We live in a time and place mediated by electronics. Our friends tweeted and messaged us that they were okay. They didn’t call. They didn’t stay silent, shivering in the dark. They clung to the flickering flame of a smartphone screen as winds raged outside. Some had parties, laughing at the rain. Some prepared by firing up generators and filling bathtubs. Some barely slept.
Some lost their loved ones. We can’t forget that.
But as New York digs out of its sludge and sand and slop, as the streetlights pop on all down Broadway and life returns to communities hardest hit, as hammer hits nail, as neighbor helps neighbor, as we hug each other and look out on desolation or a quiet street or both, we now realize we live in a strange new world.
I’ve lived through a few New York moments. 9/11 was the first one. The blackouts a year later came next. A tornado hit our neighborhood, tearing down facades and uprooting trees. But this was something different. We saw the horror as it happened. We saw messages, photos, and updates. We had a flood of information. If you watched these only and ignored television, you’d see a picture of a city in cold panic, waiting for the worst. The worst came. And now we see the follow-up messages. The lens points at the horror: “This was my basement. This was my car. This was my son and his friend. This was my home. This was my moment.”
This is your moment. Let’s do something.
Let’s build the tools necessary to prevent this from happening again. Let’s create tools to call neighbors together. Let’s build the walls we’ll need to stave off future floods. Let’s build the cars and energy sources we will need to keep the seemingly indifferent earth from paying closer attention to our misdeeds. Let’s figure out ways of communicating when the lights are out and there’s no one to call when we’ve fallen in the dark, when we’re hungry in the gloom, when we need someone to take us out of where we are.
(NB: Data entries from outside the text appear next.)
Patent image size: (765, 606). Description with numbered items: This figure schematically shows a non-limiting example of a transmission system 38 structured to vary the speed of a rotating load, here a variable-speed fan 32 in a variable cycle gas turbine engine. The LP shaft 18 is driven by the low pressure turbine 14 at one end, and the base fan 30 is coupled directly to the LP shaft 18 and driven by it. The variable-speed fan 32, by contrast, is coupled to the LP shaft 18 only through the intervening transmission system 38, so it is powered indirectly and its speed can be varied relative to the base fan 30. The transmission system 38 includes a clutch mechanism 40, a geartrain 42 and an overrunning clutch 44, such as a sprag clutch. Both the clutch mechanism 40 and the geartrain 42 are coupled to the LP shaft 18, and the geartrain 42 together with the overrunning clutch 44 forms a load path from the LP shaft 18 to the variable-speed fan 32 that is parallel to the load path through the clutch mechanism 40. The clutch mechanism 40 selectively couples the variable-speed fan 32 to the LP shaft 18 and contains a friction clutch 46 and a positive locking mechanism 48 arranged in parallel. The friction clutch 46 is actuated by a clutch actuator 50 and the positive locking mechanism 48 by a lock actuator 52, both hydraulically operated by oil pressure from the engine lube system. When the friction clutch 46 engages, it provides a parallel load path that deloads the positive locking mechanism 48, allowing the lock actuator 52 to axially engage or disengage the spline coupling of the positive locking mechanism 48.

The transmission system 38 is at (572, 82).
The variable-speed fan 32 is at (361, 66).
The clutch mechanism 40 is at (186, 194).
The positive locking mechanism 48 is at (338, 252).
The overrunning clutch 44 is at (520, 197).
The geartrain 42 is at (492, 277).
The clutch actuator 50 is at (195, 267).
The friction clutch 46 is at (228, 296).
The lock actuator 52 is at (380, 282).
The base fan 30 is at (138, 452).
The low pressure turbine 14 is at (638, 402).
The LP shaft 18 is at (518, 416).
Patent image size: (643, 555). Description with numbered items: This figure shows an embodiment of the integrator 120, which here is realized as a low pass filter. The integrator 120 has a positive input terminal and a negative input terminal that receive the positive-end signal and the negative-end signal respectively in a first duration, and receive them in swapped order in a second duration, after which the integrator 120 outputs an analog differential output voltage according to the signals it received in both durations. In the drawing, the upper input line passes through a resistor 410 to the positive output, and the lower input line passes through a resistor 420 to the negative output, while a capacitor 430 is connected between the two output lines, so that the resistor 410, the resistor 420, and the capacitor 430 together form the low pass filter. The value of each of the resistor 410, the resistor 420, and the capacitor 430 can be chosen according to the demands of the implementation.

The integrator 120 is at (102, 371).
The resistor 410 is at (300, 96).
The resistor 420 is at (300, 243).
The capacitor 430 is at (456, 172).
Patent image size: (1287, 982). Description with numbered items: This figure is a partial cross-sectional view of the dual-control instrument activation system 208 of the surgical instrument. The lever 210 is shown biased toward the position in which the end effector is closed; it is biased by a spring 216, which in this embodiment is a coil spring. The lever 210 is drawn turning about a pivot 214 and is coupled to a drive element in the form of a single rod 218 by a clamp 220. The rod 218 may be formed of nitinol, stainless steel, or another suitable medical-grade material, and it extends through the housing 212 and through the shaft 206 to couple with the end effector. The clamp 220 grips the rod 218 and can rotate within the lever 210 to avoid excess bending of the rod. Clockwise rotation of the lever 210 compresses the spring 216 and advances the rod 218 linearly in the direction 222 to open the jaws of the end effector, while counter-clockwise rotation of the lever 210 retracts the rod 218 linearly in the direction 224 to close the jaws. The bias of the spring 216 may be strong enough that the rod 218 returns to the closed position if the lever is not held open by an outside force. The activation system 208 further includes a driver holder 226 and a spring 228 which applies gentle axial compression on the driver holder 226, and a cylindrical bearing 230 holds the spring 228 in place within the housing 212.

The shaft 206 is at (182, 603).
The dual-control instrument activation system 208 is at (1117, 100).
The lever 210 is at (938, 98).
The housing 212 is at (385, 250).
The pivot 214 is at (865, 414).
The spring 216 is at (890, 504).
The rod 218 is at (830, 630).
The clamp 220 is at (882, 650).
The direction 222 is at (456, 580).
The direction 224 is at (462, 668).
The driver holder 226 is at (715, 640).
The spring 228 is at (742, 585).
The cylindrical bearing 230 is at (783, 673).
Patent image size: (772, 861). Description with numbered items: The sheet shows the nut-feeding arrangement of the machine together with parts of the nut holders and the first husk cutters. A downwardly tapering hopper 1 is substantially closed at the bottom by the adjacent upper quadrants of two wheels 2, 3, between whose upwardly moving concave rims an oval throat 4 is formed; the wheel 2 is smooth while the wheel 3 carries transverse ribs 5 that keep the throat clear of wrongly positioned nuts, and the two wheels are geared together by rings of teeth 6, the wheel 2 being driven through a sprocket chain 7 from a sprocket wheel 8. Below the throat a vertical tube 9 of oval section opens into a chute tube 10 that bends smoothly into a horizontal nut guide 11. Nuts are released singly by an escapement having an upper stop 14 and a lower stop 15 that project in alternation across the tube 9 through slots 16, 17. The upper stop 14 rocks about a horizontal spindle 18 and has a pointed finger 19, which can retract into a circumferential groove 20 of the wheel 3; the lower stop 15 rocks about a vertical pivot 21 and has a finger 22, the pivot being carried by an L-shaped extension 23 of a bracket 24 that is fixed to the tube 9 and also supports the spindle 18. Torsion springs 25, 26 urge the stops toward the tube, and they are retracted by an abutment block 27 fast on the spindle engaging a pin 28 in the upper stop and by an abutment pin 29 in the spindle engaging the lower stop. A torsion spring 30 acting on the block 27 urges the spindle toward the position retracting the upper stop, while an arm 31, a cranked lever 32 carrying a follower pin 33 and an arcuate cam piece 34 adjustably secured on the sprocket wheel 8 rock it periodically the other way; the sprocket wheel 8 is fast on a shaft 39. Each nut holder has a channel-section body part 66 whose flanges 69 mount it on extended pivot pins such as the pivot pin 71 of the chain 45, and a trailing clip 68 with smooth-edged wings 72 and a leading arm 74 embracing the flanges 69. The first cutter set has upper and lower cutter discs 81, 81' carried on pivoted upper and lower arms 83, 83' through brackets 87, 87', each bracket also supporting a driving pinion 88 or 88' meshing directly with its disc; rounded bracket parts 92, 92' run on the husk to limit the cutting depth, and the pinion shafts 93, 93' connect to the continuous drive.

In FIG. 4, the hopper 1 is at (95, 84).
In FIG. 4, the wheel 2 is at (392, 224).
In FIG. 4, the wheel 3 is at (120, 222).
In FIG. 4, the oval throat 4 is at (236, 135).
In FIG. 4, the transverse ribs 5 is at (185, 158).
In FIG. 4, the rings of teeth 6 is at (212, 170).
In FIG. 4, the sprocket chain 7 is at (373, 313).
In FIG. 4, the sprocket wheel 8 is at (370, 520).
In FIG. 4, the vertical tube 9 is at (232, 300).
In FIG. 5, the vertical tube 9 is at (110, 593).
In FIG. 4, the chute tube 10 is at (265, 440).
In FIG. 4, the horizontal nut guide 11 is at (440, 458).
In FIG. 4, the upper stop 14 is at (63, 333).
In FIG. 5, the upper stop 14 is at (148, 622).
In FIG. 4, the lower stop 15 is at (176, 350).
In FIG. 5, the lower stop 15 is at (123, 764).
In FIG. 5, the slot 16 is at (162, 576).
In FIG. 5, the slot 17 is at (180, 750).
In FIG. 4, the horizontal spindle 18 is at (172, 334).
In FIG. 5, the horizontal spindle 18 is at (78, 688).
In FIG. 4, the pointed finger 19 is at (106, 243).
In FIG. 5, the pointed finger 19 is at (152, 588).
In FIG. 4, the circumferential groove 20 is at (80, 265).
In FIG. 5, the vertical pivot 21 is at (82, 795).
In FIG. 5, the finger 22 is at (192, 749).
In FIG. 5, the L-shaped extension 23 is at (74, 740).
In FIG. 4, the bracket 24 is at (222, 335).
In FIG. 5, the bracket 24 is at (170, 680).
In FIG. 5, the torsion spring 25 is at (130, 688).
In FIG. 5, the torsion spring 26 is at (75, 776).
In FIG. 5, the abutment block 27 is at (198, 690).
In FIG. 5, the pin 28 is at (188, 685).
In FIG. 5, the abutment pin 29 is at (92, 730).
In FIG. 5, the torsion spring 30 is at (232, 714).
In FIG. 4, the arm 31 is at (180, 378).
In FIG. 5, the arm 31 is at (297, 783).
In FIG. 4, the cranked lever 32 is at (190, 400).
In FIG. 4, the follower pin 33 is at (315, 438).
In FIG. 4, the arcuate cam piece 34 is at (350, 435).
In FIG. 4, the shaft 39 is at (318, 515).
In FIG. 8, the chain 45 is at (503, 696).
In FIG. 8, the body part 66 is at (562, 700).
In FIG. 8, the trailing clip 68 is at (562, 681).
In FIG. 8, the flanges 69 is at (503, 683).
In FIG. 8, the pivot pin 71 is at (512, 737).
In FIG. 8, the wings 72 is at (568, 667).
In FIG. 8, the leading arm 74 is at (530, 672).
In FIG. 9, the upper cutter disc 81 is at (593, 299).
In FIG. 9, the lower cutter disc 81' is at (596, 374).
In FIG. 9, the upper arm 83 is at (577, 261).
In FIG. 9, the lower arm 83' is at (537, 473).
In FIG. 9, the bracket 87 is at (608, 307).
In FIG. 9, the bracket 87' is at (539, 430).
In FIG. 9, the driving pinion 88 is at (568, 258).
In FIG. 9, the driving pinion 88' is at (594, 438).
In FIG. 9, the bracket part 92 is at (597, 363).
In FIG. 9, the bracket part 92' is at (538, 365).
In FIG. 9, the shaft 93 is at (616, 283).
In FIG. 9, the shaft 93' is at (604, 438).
We’ve made tools to sap our attention. We’ve made entertainments for a connected age. But what about the tools of protection? What is our candle to curse the dark, the bucket brigade to save our town?
New York is self-healing. It routes around damage and then invisible forces come in to clean up. Walk down the streets of Coney Island in a week and a march of sneakers will have carried off the sand. The holes in the boardwalk will be a nuisance rather than a tragedy. Climb down into our hidey-holes and see the trains roaring through, one by one by one.
“The city is like poetry,” wrote E.B. White. “It compresses all life, all races and breeds, into a small island and adds music and the accompaniment of internal engines.” Those engines are us, our time is now, we are that teeming life. Prepare us for the future, futurists, by building something that will last. White once wrote of “the destroying planes” that took a bead on Manhattan once not long ago. Now we have a faceless force – call it progress, call it energy dependency, call it avarice, call it the best solution to a bad problem – that threatens our every shore, that flattens our plains cities and scorches our South. Let’s solve these problems before even the planes of war fall from the sky.
Those here strive to be here. Let’s show the world what comes after tragedy. Let’s show the world the future. Let’s show the world New York.